Evaluation of Id1 protein expression in human bone marrow cells (BMC), human leukemic cell lines and primary acute myelogenous leukemia (AML). (a) Human BMC were thawed and stained with directly conjugated fluorescent antibodies to human CD34-FITC (Clone 581), human CD38-PE (Clone HIT2; BD Biosciences) and then sorted for CD34+/CD38−. Purified CD34+CD38− human BMC were stimulated in complete Iscove’s modified Dulbecco’s medium (cIMDM) with or without cytokines for 6 days prior to harvest and lysis for western blotting (upper panel). Human monocyte and lymphocyte populations were elutriated and analysed for Id1 protein expression.
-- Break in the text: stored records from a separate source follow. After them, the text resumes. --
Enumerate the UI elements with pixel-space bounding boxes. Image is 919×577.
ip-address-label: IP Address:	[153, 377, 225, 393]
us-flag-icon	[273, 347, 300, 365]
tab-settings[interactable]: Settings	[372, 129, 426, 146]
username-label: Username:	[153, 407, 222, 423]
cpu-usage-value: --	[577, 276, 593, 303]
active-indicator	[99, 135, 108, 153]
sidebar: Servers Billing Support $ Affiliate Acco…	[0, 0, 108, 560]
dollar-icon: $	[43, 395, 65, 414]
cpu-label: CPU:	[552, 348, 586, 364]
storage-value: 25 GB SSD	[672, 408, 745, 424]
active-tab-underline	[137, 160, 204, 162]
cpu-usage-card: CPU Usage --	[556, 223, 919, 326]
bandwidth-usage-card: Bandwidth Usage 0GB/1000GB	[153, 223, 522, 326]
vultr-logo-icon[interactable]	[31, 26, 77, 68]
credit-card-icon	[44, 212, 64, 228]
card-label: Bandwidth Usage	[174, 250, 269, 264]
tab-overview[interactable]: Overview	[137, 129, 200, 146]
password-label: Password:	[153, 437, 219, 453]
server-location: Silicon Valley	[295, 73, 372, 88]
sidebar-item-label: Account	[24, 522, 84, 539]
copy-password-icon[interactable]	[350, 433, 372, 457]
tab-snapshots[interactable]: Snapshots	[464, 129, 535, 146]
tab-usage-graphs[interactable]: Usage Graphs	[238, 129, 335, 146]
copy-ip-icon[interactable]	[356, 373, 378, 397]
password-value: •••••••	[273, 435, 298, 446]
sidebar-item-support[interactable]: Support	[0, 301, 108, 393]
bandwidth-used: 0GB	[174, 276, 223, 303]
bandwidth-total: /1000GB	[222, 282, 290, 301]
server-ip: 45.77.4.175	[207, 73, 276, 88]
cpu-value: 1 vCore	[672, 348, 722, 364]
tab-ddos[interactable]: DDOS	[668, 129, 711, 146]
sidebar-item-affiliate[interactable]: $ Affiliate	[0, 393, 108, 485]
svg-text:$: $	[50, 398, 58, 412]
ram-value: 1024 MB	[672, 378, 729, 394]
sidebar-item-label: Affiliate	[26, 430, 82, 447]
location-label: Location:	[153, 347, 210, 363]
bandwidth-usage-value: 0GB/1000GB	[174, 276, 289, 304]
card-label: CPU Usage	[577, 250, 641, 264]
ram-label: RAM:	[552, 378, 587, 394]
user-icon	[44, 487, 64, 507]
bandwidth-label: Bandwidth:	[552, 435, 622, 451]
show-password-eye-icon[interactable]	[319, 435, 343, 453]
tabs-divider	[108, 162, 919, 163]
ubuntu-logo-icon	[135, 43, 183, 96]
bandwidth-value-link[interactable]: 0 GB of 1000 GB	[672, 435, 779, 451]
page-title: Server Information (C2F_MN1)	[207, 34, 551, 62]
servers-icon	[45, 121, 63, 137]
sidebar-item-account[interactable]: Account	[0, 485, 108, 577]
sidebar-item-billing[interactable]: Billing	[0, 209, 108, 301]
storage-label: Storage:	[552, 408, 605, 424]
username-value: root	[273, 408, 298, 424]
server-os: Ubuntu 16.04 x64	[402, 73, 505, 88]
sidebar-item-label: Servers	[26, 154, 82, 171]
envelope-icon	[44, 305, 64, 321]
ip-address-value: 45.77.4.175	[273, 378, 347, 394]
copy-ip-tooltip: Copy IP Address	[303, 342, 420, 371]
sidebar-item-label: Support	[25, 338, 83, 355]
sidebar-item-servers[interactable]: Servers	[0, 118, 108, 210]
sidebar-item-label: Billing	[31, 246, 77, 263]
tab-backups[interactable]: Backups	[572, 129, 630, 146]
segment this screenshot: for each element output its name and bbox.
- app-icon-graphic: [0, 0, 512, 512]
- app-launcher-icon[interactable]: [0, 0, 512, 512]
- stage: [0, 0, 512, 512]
UT-7 and K562 cells were used as positive controls (lower panel). (b) Human hematopoietic cell line lysates were prepared to measure the expression level of Id1 protein. Total cell lysates were separated by SDS–polyacrylamide gel electrophoresis (PAGE) and western blotted to detect Id1. Subsequently, the blots were stripped and stained with anti-actin antibody to demonstrate equal loading. (c) Protein (30 µg) extracted from thawed BM mononuclear cells (MNC) of AML patients and K562 cells were analysed by western blotting for the presence of Id1 protein. Id1 protein levels were evaluated semiquantitatively by measuring the optical density (OD) of Id1 bands compared to that present in K562 (arbitrary value = 10). OD was measured by Image J image analysis software (Image J 1.37V, National Institute of Health, MD, USA; http://rsb.info.nih.gov/ij). The graph shows the distribution of Id1 protein expression levels in 20 patients with AML/MDS and 4 with normal BM MNC. Data are presented as individual values (circles) and medians (horizontal bars; P = 0.15; Student’s t-test).